Note: you may need to restart the kernel to use updated packages.


Let's use a opensource dataset Titanic for our analysis and modeling. To keep things simple, and to focus our tests only on the hjyperparameter tuning methods, we will stick to the same classier for both methods, and also same set of hyperparameters. 

In reality, there may be more adjustments and iterations, or we may even conclude we need to switch to a different algorithm / classifier.

In [3]:
# Import necessary libraries
import seaborn as sns
import pandas as pd
from sklearn.model_selection import train_test_split
from sklearn.tree import DecisionTreeClassifier
from sklearn.model_selection import GridSearchCV, RandomizedSearchCV
from sklearn.metrics import accuracy_score

# Load the Titanic dataset from seaborn
titanic = sns.load_dataset('titanic')

# Drop rows with missing values for simplicity
titanic = titanic.dropna()

# Prepare the data
X = titanic[['pclass', 'sex', 'age', 'sibsp', 'parch', 'fare']]
y = titanic['survived']

# Convert categorical variables to numerical using one-hot encoding
X = pd.get_dummies(X, columns=['sex'], drop_first=True)

# Split the data into training and testing sets
X_train, X_test, y_train, y_test = train_test_split(X, y, test_size=0.25, random_state=42)

# Decision Tree Classifier
dt_classifier = DecisionTreeClassifier()


Here we define the hyperparameters for both methods:

In [4]:
# Hyperparameter grid
param_grid = {
    'criterion': ['gini', 'entropy'],
    'max_depth': [3, 5, 7, 10, None],
    'min_samples_split': [2, 5, 10],
    'min_samples_leaf': [1, 2, 4]
}

In [5]:

# GridSearchCV
grid_search = GridSearchCV(dt_classifier, param_grid, cv=5)
grid_search.fit(X_train, y_train)
grid_search_best_params = grid_search.best_params_


# Fit models with best parameters
grid_best_model = grid_search.best_estimator_
grid_predictions = grid_best_model.predict(X_test)



# Evaluate performance
grid_accuracy = accuracy_score(y_test, grid_predictions)

print("Grid Search Best Parameters:", grid_search_best_params)
print("Grid Search Accuracy:", grid_accuracy)


Grid Search Best Parameters: {'criterion': 'entropy', 'max_depth': 5, 'min_samples_leaf': 2, 'min_samples_split': 10}
Grid Search Accuracy: 0.717391304347826


Next, let's take a look at RandomizedSearchCV

In [6]:
# RandomizedSearchCV
random_search = RandomizedSearchCV(dt_classifier, param_grid, n_iter=10, cv=5, random_state=42)
random_search.fit(X_train, y_train)
random_search_best_params = random_search.best_params_

# Fit models with best parameters
random_best_model = random_search.best_estimator_
random_predictions = random_best_model.predict(X_test)


# Evaluate performance
random_accuracy = accuracy_score(y_test, random_predictions)
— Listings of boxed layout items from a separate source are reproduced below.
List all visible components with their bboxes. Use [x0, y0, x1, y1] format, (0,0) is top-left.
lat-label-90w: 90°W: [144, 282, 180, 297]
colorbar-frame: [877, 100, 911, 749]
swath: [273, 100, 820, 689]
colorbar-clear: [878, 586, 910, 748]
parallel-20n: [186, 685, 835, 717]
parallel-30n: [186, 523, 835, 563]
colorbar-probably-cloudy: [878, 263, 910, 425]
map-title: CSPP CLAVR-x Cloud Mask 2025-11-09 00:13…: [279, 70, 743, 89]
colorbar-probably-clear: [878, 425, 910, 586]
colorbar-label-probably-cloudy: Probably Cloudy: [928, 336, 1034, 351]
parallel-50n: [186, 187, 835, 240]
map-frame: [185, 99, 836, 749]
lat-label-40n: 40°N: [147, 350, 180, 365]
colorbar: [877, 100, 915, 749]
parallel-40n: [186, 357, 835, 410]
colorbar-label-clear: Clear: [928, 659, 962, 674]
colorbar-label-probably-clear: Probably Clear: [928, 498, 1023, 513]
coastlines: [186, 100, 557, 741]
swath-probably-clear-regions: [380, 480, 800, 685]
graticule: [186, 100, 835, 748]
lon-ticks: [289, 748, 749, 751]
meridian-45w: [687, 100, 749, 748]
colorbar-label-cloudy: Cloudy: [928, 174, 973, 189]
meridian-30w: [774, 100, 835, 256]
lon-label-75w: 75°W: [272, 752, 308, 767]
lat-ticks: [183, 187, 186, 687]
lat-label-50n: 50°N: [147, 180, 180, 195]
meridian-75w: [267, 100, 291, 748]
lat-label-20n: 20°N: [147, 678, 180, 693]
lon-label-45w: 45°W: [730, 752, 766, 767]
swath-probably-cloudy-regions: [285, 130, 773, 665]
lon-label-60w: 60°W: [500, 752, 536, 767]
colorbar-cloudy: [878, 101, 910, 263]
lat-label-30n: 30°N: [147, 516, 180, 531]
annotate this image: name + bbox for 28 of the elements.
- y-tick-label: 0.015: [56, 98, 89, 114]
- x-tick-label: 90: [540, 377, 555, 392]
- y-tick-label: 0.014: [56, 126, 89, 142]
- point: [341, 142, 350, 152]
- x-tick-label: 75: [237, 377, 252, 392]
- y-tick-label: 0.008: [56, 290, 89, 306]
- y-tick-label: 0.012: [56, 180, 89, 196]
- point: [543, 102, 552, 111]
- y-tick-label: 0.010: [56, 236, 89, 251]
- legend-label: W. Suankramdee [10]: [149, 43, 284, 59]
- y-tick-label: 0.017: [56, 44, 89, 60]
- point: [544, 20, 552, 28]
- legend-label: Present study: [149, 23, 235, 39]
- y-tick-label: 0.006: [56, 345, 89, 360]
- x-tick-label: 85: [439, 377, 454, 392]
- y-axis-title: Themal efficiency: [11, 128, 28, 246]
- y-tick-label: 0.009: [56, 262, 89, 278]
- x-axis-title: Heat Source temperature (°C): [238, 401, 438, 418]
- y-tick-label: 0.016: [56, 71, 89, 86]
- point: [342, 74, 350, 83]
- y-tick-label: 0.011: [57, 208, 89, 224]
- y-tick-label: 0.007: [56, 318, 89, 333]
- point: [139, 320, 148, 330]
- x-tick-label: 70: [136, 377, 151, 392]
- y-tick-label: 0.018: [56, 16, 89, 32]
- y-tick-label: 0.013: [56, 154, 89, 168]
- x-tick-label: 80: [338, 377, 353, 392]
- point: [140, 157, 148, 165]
print("Random Search Best Parameters:", random_search_best_params)
print("Random Search Accuracy:", random_accuracy)


Random Search Best Parameters: {'min_samples_split': 2, 'min_samples_leaf': 1, 'max_depth': 3, 'criterion': 'gini'}
Random Search Accuracy: 0.7391304347826086


A quick comparison for both sets will tell us which is the better algorithm and with the optimal set of hyperparameters.


This concludes that Grid Search is better in our current situation.